What complicates things even more is that there is 41k unique products in the dataset and 160k transactions in total. This means that every product was sold only four time on average. That might be hard to find any seasonality at all!

Let’s see if there are any products which were sold significantly often:

We can see here that the products sold the most were actually sold only 400 times - during the three years period.

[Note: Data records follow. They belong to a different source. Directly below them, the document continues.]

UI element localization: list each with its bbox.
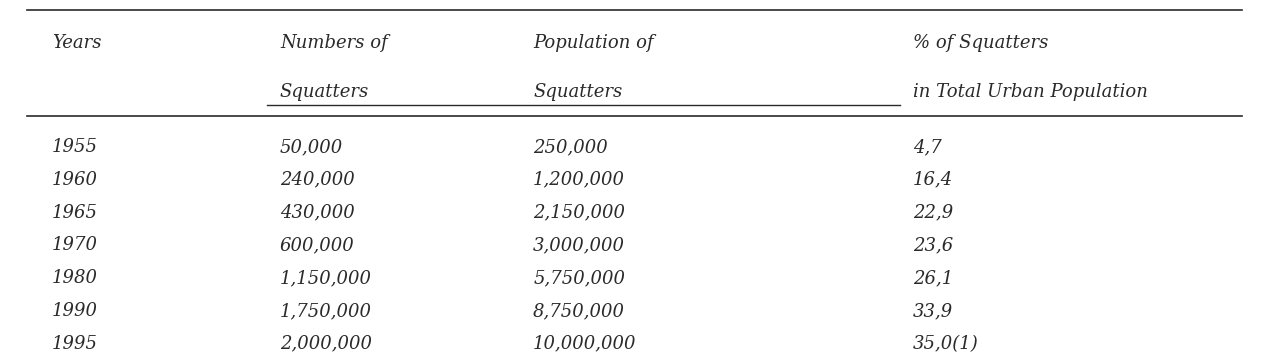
Text: 1,150,000: 1,150,000 bbox=[280, 269, 372, 287]
Text: 10,000,000: 10,000,000 bbox=[533, 335, 637, 353]
Text: Population of: Population of bbox=[533, 34, 654, 52]
Text: Squatters: Squatters bbox=[280, 83, 369, 101]
Text: 1,200,000: 1,200,000 bbox=[533, 171, 626, 189]
Text: 8,750,000: 8,750,000 bbox=[533, 302, 626, 320]
Text: 23,6: 23,6 bbox=[914, 236, 953, 255]
Text: 1970: 1970 bbox=[52, 236, 98, 255]
Text: 2,000,000: 2,000,000 bbox=[280, 335, 372, 353]
Text: % of Squatters: % of Squatters bbox=[914, 34, 1048, 52]
Text: 5,750,000: 5,750,000 bbox=[533, 269, 626, 287]
Text: 16,4: 16,4 bbox=[914, 171, 953, 189]
Text: 1990: 1990 bbox=[52, 302, 98, 320]
Text: Squatters: Squatters bbox=[533, 83, 623, 101]
Text: 1965: 1965 bbox=[52, 204, 98, 222]
Text: 3,000,000: 3,000,000 bbox=[533, 236, 626, 255]
Text: 600,000: 600,000 bbox=[280, 236, 355, 255]
Text: 250,000: 250,000 bbox=[533, 138, 608, 156]
Text: 50,000: 50,000 bbox=[280, 138, 343, 156]
Text: 22,9: 22,9 bbox=[914, 204, 953, 222]
Text: in Total Urban Population: in Total Urban Population bbox=[914, 83, 1148, 101]
Text: 1,750,000: 1,750,000 bbox=[280, 302, 372, 320]
Text: 35,0(1): 35,0(1) bbox=[914, 335, 978, 353]
Text: 4,7: 4,7 bbox=[914, 138, 942, 156]
Text: Numbers of: Numbers of bbox=[280, 34, 388, 52]
Text: 430,000: 430,000 bbox=[280, 204, 355, 222]
Text: 1980: 1980 bbox=[52, 269, 98, 287]
Text: 1955: 1955 bbox=[52, 138, 98, 156]
Text: 26,1: 26,1 bbox=[914, 269, 953, 287]
Text: 33,9: 33,9 bbox=[914, 302, 953, 320]
Text: Years: Years bbox=[52, 34, 102, 52]
Text: 2,150,000: 2,150,000 bbox=[533, 204, 626, 222]
Text: 1995: 1995 bbox=[52, 335, 98, 353]
Text: 1960: 1960 bbox=[52, 171, 98, 189]
Text: 240,000: 240,000 bbox=[280, 171, 355, 189]
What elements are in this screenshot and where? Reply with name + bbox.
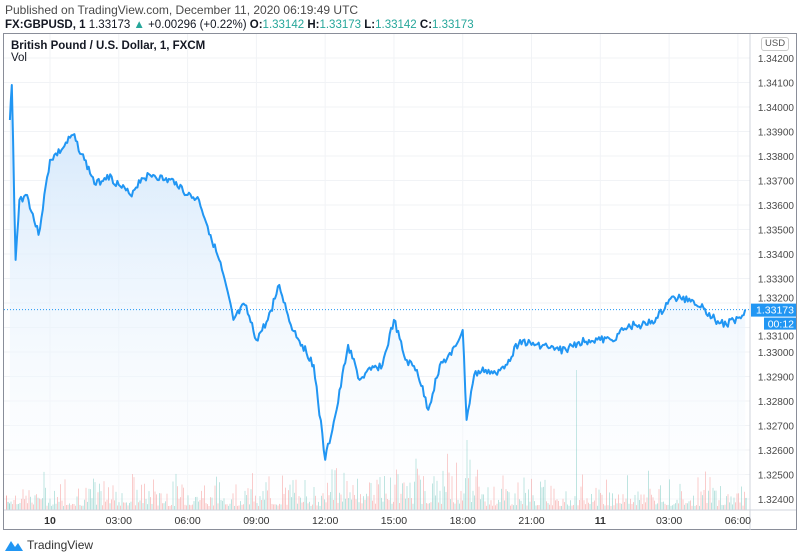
y-tick-label: 1.33100 <box>758 332 795 343</box>
legend-title: British Pound / U.S. Dollar, 1, FXCM <box>11 40 206 52</box>
symbol-bar: FX:GBPUSD, 1 1.33173 ▲ +0.00296 (+0.22%)… <box>5 19 474 31</box>
triangle-up-icon: ▲ <box>133 19 145 31</box>
y-tick-label: 1.32600 <box>758 446 795 457</box>
volume-bar <box>6 495 7 510</box>
y-tick-label: 1.33500 <box>758 226 795 237</box>
y-tick-label: 1.33600 <box>758 201 795 212</box>
y-tick-label: 1.34000 <box>758 103 795 114</box>
x-tick-label: 21:00 <box>518 515 544 527</box>
open-label: O: <box>249 19 263 31</box>
symbol: FX:GBPUSD, 1 <box>5 19 86 31</box>
x-tick-label: 12:00 <box>312 515 338 527</box>
volume-bar <box>7 501 9 510</box>
y-tick-label: 1.33900 <box>758 128 795 139</box>
countdown-badge <box>764 317 796 330</box>
y-tick-label: 1.32400 <box>758 495 795 506</box>
close-label: C: <box>419 19 433 31</box>
high-label: H: <box>307 19 320 31</box>
x-tick-label: 15:00 <box>381 515 407 527</box>
legend-vol: Vol <box>11 52 27 64</box>
y-tick-label: 1.33400 <box>758 250 795 261</box>
low-value: 1.33142 <box>375 19 417 31</box>
open-value: 1.33142 <box>262 19 305 31</box>
y-tick-label: 1.34200 <box>758 54 795 65</box>
x-tick-label: 10 <box>44 515 56 527</box>
x-tick-label: 06:00 <box>174 515 200 527</box>
y-tick-label: 1.33000 <box>758 348 795 359</box>
last-price-badge <box>751 303 796 317</box>
y-tick-label: 1.32800 <box>758 397 795 408</box>
volume-bar <box>745 497 747 510</box>
y-tick-label: 1.33300 <box>758 275 795 286</box>
x-tick-label: 18:00 <box>450 515 476 527</box>
low-label: L: <box>364 19 376 31</box>
chart-legend: British Pound / U.S. Dollar, 1, FXCM Vol <box>11 40 205 64</box>
chart-frame <box>3 33 797 530</box>
x-tick-label: 03:00 <box>106 515 132 527</box>
volume-bar <box>9 503 10 510</box>
last-price-label: 1.33173 <box>756 305 794 317</box>
y-tick-label: 1.33700 <box>758 177 795 188</box>
footer-brand: TradingView <box>27 538 94 552</box>
published-note: Published on TradingView.com, December 1… <box>5 3 359 17</box>
x-tick-label: 09:00 <box>243 515 269 527</box>
y-tick-label: 1.34100 <box>758 79 795 90</box>
y-tick-label: 1.33800 <box>758 152 795 163</box>
x-tick-label: 06:00 <box>725 515 751 527</box>
x-tick-label: 11 <box>595 515 606 527</box>
price-line <box>8 84 747 461</box>
last-price: 1.33173 <box>88 19 131 31</box>
x-tick-label: 03:00 <box>656 515 682 527</box>
tradingview-logo-icon <box>5 541 23 551</box>
change: +0.00296 (+0.22%) <box>148 19 247 31</box>
price-area <box>9 85 746 510</box>
y-tick-label: 1.32700 <box>758 422 795 433</box>
currency-button[interactable]: USD <box>761 37 790 51</box>
y-tick-label: 1.32500 <box>758 471 795 482</box>
y-tick-label: 1.32900 <box>758 373 795 384</box>
high-value: 1.33173 <box>319 19 362 31</box>
y-tick-label: 1.33200 <box>758 294 795 305</box>
countdown-label: 00:12 <box>768 319 794 331</box>
close-value: 1.33173 <box>432 19 474 31</box>
footer: TradingView <box>4 538 93 552</box>
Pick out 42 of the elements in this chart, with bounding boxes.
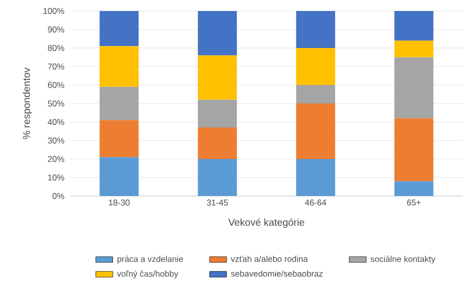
y-tick-label: 0% bbox=[52, 193, 64, 199]
y-tick-label: 10% bbox=[48, 174, 64, 180]
y-tick-label: 50% bbox=[48, 100, 64, 106]
legend-label: voľný čas/hobby bbox=[117, 270, 178, 278]
bar bbox=[296, 159, 336, 196]
y-tick-label: 30% bbox=[48, 138, 64, 144]
y-tick-label: 20% bbox=[48, 156, 64, 162]
x-tick-label: 18-30 bbox=[108, 200, 130, 206]
bar bbox=[394, 40, 434, 58]
bar bbox=[296, 48, 336, 85]
x-tick-label: 65+ bbox=[407, 200, 421, 206]
legend-label: vzťah a/alebo rodina bbox=[230, 256, 308, 262]
y-tick-label: 90% bbox=[48, 26, 64, 32]
bar bbox=[100, 46, 139, 87]
bar bbox=[394, 10, 434, 41]
legend-label: sebavedomie/sebaobraz bbox=[231, 270, 323, 277]
bar bbox=[100, 86, 139, 120]
bar bbox=[394, 118, 434, 182]
bar bbox=[198, 128, 237, 159]
bar bbox=[296, 10, 336, 48]
y-tick-label: 60% bbox=[48, 82, 64, 88]
y-tick-label: 70% bbox=[48, 64, 64, 70]
bar bbox=[394, 57, 434, 118]
bar bbox=[198, 100, 237, 128]
legend-label: práca a vzdelanie bbox=[118, 256, 183, 264]
bar bbox=[100, 10, 139, 46]
x-tick-label: 46-64 bbox=[304, 200, 326, 206]
x-tick-label: 31-45 bbox=[206, 200, 228, 206]
bar bbox=[296, 85, 336, 104]
bar bbox=[100, 120, 139, 158]
y-tick-label: 100% bbox=[43, 8, 64, 14]
legend-label: sociálne kontakty bbox=[370, 256, 436, 264]
y-tick-label: 40% bbox=[48, 119, 64, 125]
bar bbox=[198, 55, 237, 100]
bar bbox=[198, 159, 237, 196]
bar bbox=[394, 181, 434, 196]
bar bbox=[198, 10, 237, 56]
bar bbox=[296, 104, 336, 159]
y-tick-label: 80% bbox=[48, 45, 64, 51]
bar bbox=[100, 157, 139, 196]
y-axis-title: % respondentov bbox=[22, 68, 32, 140]
x-axis-title: Vekové kategórie bbox=[228, 218, 304, 228]
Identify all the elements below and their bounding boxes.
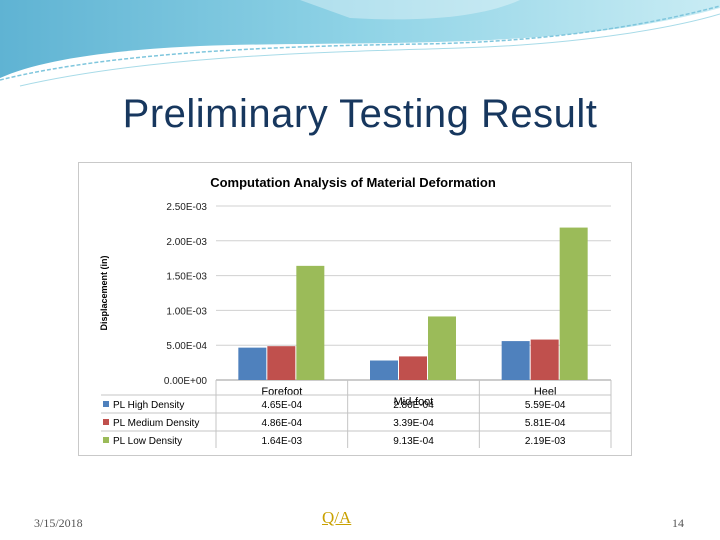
header-banner	[0, 0, 720, 87]
bar-pl-low-density	[296, 265, 325, 380]
y-tick-label: 1.50E-03	[166, 272, 207, 283]
bar-pl-high-density	[501, 341, 530, 380]
bar-pl-medium-density	[530, 339, 559, 380]
bar-pl-high-density	[238, 347, 267, 380]
legend-entry: PL High Density	[113, 400, 184, 411]
category-label: Mid-foot	[394, 396, 434, 408]
data-label: 5.59E-04	[525, 400, 566, 411]
y-axis-label: Displacement (in)	[99, 255, 109, 330]
legend-swatch	[103, 437, 109, 443]
data-label: 4.86E-04	[262, 418, 303, 429]
y-tick-label: 2.50E-03	[166, 202, 207, 213]
page-number: 14	[672, 516, 684, 530]
qa-link[interactable]: Q/A	[322, 508, 352, 527]
slide-title: Preliminary Testing Result	[122, 92, 598, 136]
slide-date: 3/15/2018	[34, 516, 83, 530]
bar-pl-low-density	[559, 227, 588, 380]
data-label: 2.80E-04	[393, 400, 434, 411]
data-label: 2.19E-03	[525, 436, 566, 447]
y-tick-label: 2.00E-03	[166, 237, 207, 248]
legend-swatch	[103, 401, 109, 407]
category-label: Forefoot	[261, 386, 302, 398]
y-tick-label: 1.00E-03	[166, 306, 207, 317]
category-label: Heel	[534, 386, 557, 398]
y-tick-label: 5.00E-04	[166, 341, 207, 352]
bar-pl-medium-density	[399, 356, 427, 380]
y-tick-label: 0.00E+00	[164, 376, 208, 387]
chart-container: Computation Analysis of Material Deforma…	[78, 162, 632, 456]
data-label: 4.65E-04	[262, 400, 303, 411]
chart-title: Computation Analysis of Material Deforma…	[210, 175, 496, 190]
bar-pl-medium-density	[267, 346, 296, 380]
data-label: 9.13E-04	[393, 436, 434, 447]
data-label: 1.64E-03	[262, 436, 303, 447]
bar-chart: Computation Analysis of Material Deforma…	[99, 175, 612, 448]
bar-pl-high-density	[370, 360, 398, 380]
data-label: 3.39E-04	[393, 418, 434, 429]
legend-swatch	[103, 419, 109, 425]
legend-entry: PL Medium Density	[113, 418, 199, 429]
legend-entry: PL Low Density	[113, 436, 182, 447]
data-label: 5.81E-04	[525, 418, 566, 429]
bar-pl-low-density	[428, 316, 456, 380]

So it is clear that we need to group similar products so that every such group contains enough data to perform analysis on it. But it is not that obvious how to do it because we can not rely on semantic similarity alone. Consider this example: chair and garden chair are semantically close, but in the view of our retail analysis they are completely different products: we would expect seasonality from garden chair but not from any chair. Another products which are semanticaly similar but actually completely different are garden fountain and chocolate fountain, because this products have same noun but different adjective. This rule does not work for green carpet and red carpet which are essentially the same products.

So what we did to overcome those problems is an amalgamation of simplifying the names, measuring their similarity based on just the letters, NLP and some dirty work of manually grouping those products.

First thing which was done was data clearing. We removed data from other domains (rynków) and we considered only data from polish domain(rynek). We removed transactions with names suggesting that they was added for testing purposes. They often contained words : “test,” “ssss.” In the next step we removed from products’s names things like: product brands, colors, materials from which they were made, size, other insignificant informations. To group the same products we used DBSCAN clustering. The metric used for clustering was based on the levenshtein distance. Using this transformations we achieved 9k groups which we used to analize retail and seasonality.